Die Energiewende sollte dieser Abhängigkeit eigentlich ein Ende setzen, Österreich politisch weniger erpressbar machen, unsere Wirtschaft resilienter. Doch strategische Rohstoffe, die dafür notwendig sind, kommen zum überwiegenden Teil aus China, eine wirtschaftliche Vormachtstellung, die der globale Player bewusst herbeigeführt hat.
„Wir hängen am Tropf von China“, gibt der Komplexitätsforscher Peter Klimek in dieser Folge von „Was wichtig ist“ Einblick in die Lieferketten Österreichs.
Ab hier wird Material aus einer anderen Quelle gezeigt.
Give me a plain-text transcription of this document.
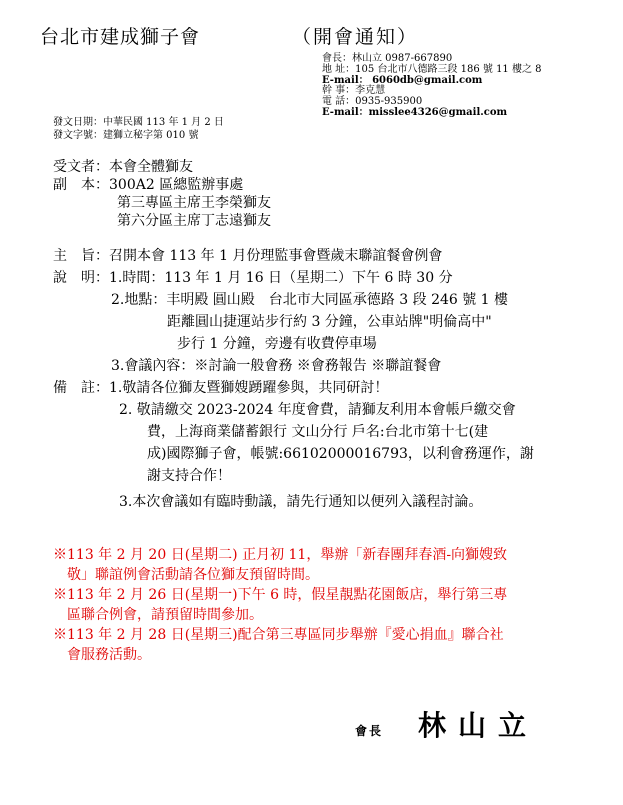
台北市建成獅子會	（開會通知）
會長：林山立 0987-667890
地 址：105 台北市八德路三段 186 號 11 樓之 8
E-mail： 6060db@gmail.com
幹 事：李克慧
電 話：0935-935900
E-mail：misslee4326@gmail.com
發文日期：中華民國 113 年 1 月 2 日
發文字號：建獅立秘字第 010 號
受文者：本會全體獅友
副　本：300A2 區總監辦事處
第三專區主席王李榮獅友
第六分區主席丁志遠獅友
主　旨：召開本會 113 年 1 月份理監事會暨歲末聯誼餐會例會
說　明：1.時間：113 年 1 月 16 日（星期二）下午 6 時 30 分
2.地點：丰明殿 圓山殿　台北市大同區承德路 3 段 246 號 1 樓
距離圓山捷運站步行約 3 分鐘，公車站牌"明倫高中"
步行 1 分鐘，旁邊有收費停車場
3.會議內容：※討論一般會務 ※會務報告 ※聯誼餐會
備　註：1.敬請各位獅友暨獅嫂踴躍參與，共同研討！
2. 敬請繳交 2023-2024 年度會費，請獅友利用本會帳戶繳交會
費，上海商業儲蓄銀行 文山分行 戶名:台北市第十七(建
成)國際獅子會，帳號:66102000016793，以利會務運作，謝
謝支持合作！
3.本次會議如有臨時動議，請先行通知以便列入議程討論。
※113 年 2 月 20 日(星期二) 正月初 11，舉辦「新春團拜春酒-向獅嫂致
敬」聯誼例會活動請各位獅友預留時間。
※113 年 2 月 26 日(星期一)下午 6 時，假星靚點花園飯店，舉行第三專
區聯合例會，請預留時間參加。
※113 年 2 月 28 日(星期三)配合第三專區同步舉辦『愛心捐血』聯合社
會服務活動。
會長 林山立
Er ist Direktor des Supply Chain Intelligence Institute Austria, das in einer aktuellen Analyse gemeinsam mit dem Kontext Institut zeigt, wie sehr unsere Rohstoffversorgung unter Druck steht, und welche Lösungen es dafür gibt.
Klimek erklärt, warum Rohstoffabbau in Europa alleine noch keine Lösung ist, wieso Wettbewerbsvorteile trotz technologischem Know-How nur schwer aufzubauen sind, und wie es trotzdem gelingen kann, den strategischen Player Chinas wieder einzuholen.